Benjamin Joseph married Mary Elizabeth Wade in 1861 and Jesse married Ellen Bavin in 1865. Benjamin and Elizabeth had at least six children: Louis, Helen, Walter, Benjamin, Annie May and Reginald. They lived in Warwick Street (near to where Warwickshire Path is now), 64 Lewisham High Road (now Lewisham Way) and finally 29 Pepys Road. Jesse and Ellen had two children Maria Annie and Harry. They lived at 33 Douglas Street (now Douglas Way) and then 52 Florence Road, where Ellen died on 4 October 1888. Jesse and the children then moved to 60 Wickham Road.

Jesse stood for election, apparently unsuccessfully, as a Thames Conservator in 1897. (The Conservators were the forerunners of the Port of London Authority.) During his first term as Mayor Benjamin gave evidence on behalf of the Company of Watermen and Lightermen to the Royal Commission whose findings led to the formation of the Port of London Authority. During he second term he was a guest at the King's Levee in the St James's Palace Garden Party.

During his time as Mayor Jesse was at the Broadway Theatre in New Cross on 16 December 1906 when the Dickens Fellowship Dramatic Society gave a performance of a play based on Dombey and Son in aid of the Lord Mayor's Cripples Fund. Jesse promised a donation of £5 but subsequently donated 5 guineas. A few weeks later Jesse's son Harry died at 60 Wickham Road on New Years Day 1907. The Duchess of Albany visited Deptford on 14 May 1907 and Jesse welcomed her to the Deptford Fund Refuge at St Peter's Hall, Brockley. On 12 July 1907 Jesse attended the centenary festival dinner of the City of London Truss Society.

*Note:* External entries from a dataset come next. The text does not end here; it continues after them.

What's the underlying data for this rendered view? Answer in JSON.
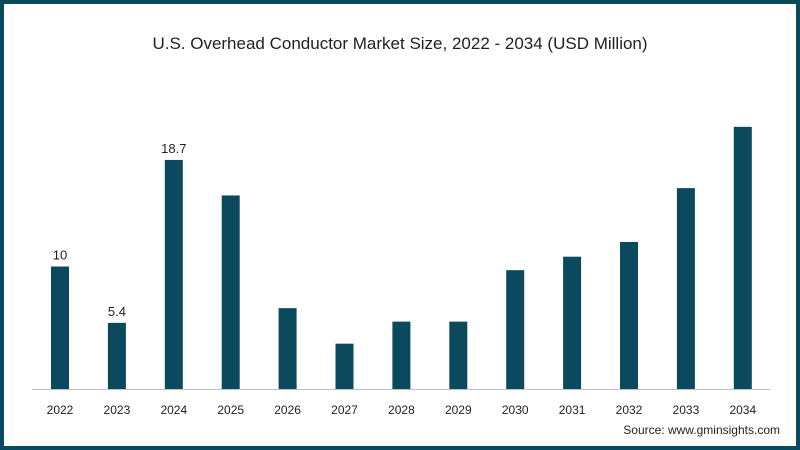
{
  "title": "U.S. Overhead Conductor Market Size, 2022 - 2034 (USD Million)",
  "source": "Source: www.gminsights.com",
  "colors": {
    "bar": "#0b4a5e",
    "frame": "#0b4a5e",
    "axis": "#bfbfbf"
  },
  "chart_data": {
    "type": "bar",
    "title": "U.S. Overhead Conductor Market Size, 2022 - 2034 (USD Million)",
    "xlabel": "",
    "ylabel": "",
    "categories": [
      "2022",
      "2023",
      "2024",
      "2025",
      "2026",
      "2027",
      "2028",
      "2029",
      "2030",
      "2031",
      "2032",
      "2033",
      "2034"
    ],
    "series": [
      {
        "values": [
          10,
          5.4,
          18.7,
          15.8,
          6.6,
          3.7,
          5.5,
          5.5,
          9.7,
          10.8,
          12.0,
          16.4,
          21.4
        ],
        "data_labels": [
          "10",
          "5.4",
          "18.7",
          "",
          "",
          "",
          "",
          "",
          "",
          "",
          "",
          "",
          ""
        ]
      }
    ],
    "ylim": [
      0,
      24
    ],
    "grid": false,
    "legend": "none"
  }
}
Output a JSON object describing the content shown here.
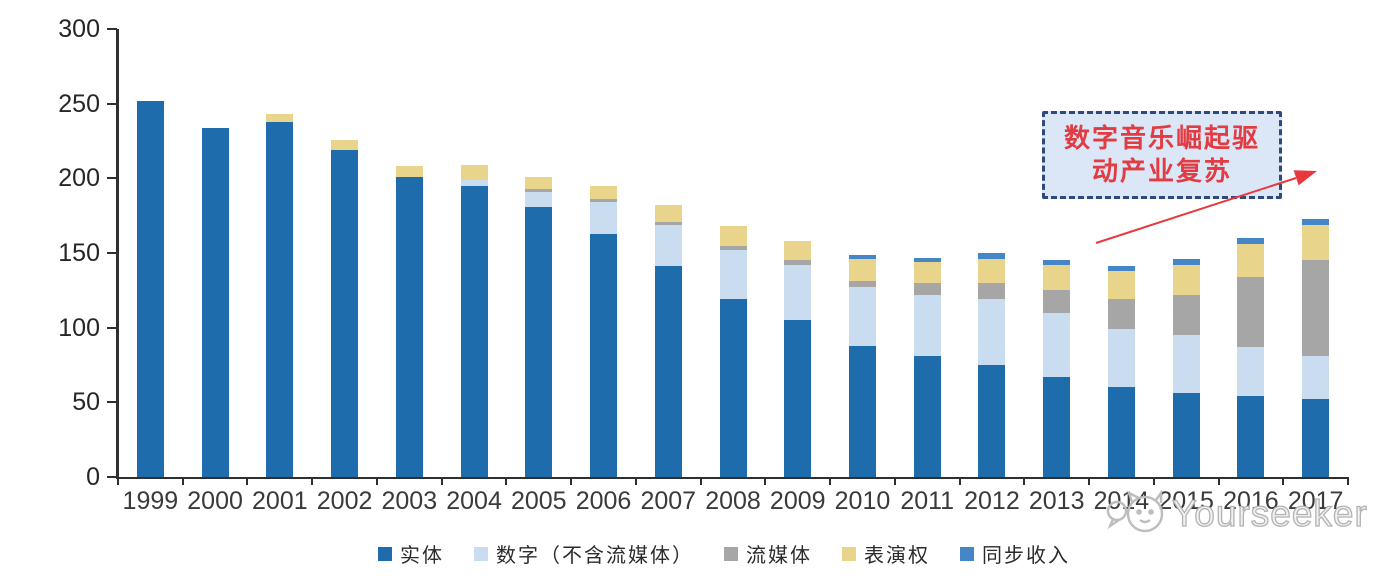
{
  "chart_data": {
    "type": "bar",
    "subtype": "stacked",
    "title": "",
    "xlabel": "",
    "ylabel": "",
    "categories": [
      "1999",
      "2000",
      "2001",
      "2002",
      "2003",
      "2004",
      "2005",
      "2006",
      "2007",
      "2008",
      "2009",
      "2010",
      "2011",
      "2012",
      "2013",
      "2014",
      "2015",
      "2016",
      "2017"
    ],
    "series": [
      {
        "key": "physical",
        "name": "实体",
        "color": "#1f6cac",
        "values": [
          252,
          234,
          238,
          219,
          201,
          195,
          181,
          163,
          141,
          119,
          105,
          88,
          81,
          75,
          67,
          60,
          56,
          54,
          52
        ]
      },
      {
        "key": "digital",
        "name": "数字（不含流媒体）",
        "color": "#c9dcf0",
        "values": [
          0,
          0,
          0,
          0,
          0,
          4,
          10,
          21,
          28,
          33,
          37,
          39,
          41,
          44,
          43,
          39,
          39,
          33,
          29
        ]
      },
      {
        "key": "streaming",
        "name": "流媒体",
        "color": "#a6a6a6",
        "values": [
          0,
          0,
          0,
          0,
          0,
          0,
          2,
          2,
          2,
          3,
          3,
          4,
          8,
          11,
          15,
          20,
          27,
          47,
          64
        ]
      },
      {
        "key": "performance",
        "name": "表演权",
        "color": "#e8d48b",
        "values": [
          0,
          0,
          5,
          7,
          7,
          10,
          8,
          9,
          11,
          13,
          13,
          15,
          14,
          16,
          17,
          19,
          20,
          22,
          24
        ]
      },
      {
        "key": "sync",
        "name": "同步收入",
        "color": "#4586c6",
        "values": [
          0,
          0,
          0,
          0,
          0,
          0,
          0,
          0,
          0,
          0,
          0,
          3,
          3,
          4,
          3,
          3,
          4,
          4,
          4
        ]
      }
    ],
    "ylim": [
      0,
      300
    ],
    "yticks": [
      0,
      50,
      100,
      150,
      200,
      250,
      300
    ],
    "grid": false,
    "legend_position": "bottom"
  },
  "annotation": {
    "line1": "数字音乐崛起驱",
    "line2": "动产业复苏",
    "text_color": "#e23b41",
    "border_color": "#2e4a7c",
    "fill_color": "#dbe7f6",
    "arrow_color": "#e8383d"
  },
  "watermark": {
    "text": "Yourseeker",
    "logo": "chat-cat-icon",
    "color": "#b3b3b3"
  },
  "axis": {
    "line_color": "#2f2f2f",
    "label_color": "#3a3a3a"
  }
}
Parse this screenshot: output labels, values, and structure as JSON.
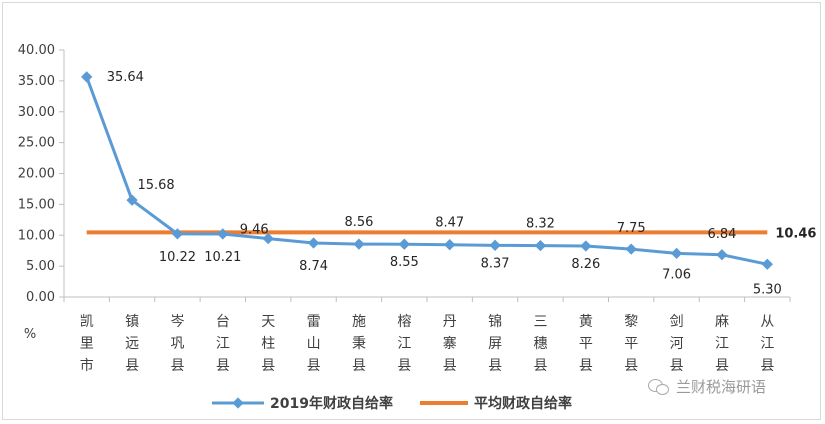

Jesse died at 60 Wickham Road on 27 January 1908, less than three months after his term as Mayor ended.

Mary Elizabeth died on 29 June 1911 and Benjamin Joseph on 24 January 1918.

Benjamin Joseph's son Reginald followed his father onto the river and was Master of The Company of Watermen and Lightermen in 1922.

B. Jacob & Sons Ltd carried on, until going into voluntary liquidation in 1967 and being wound up in 1968, presumably as a result of containerisation.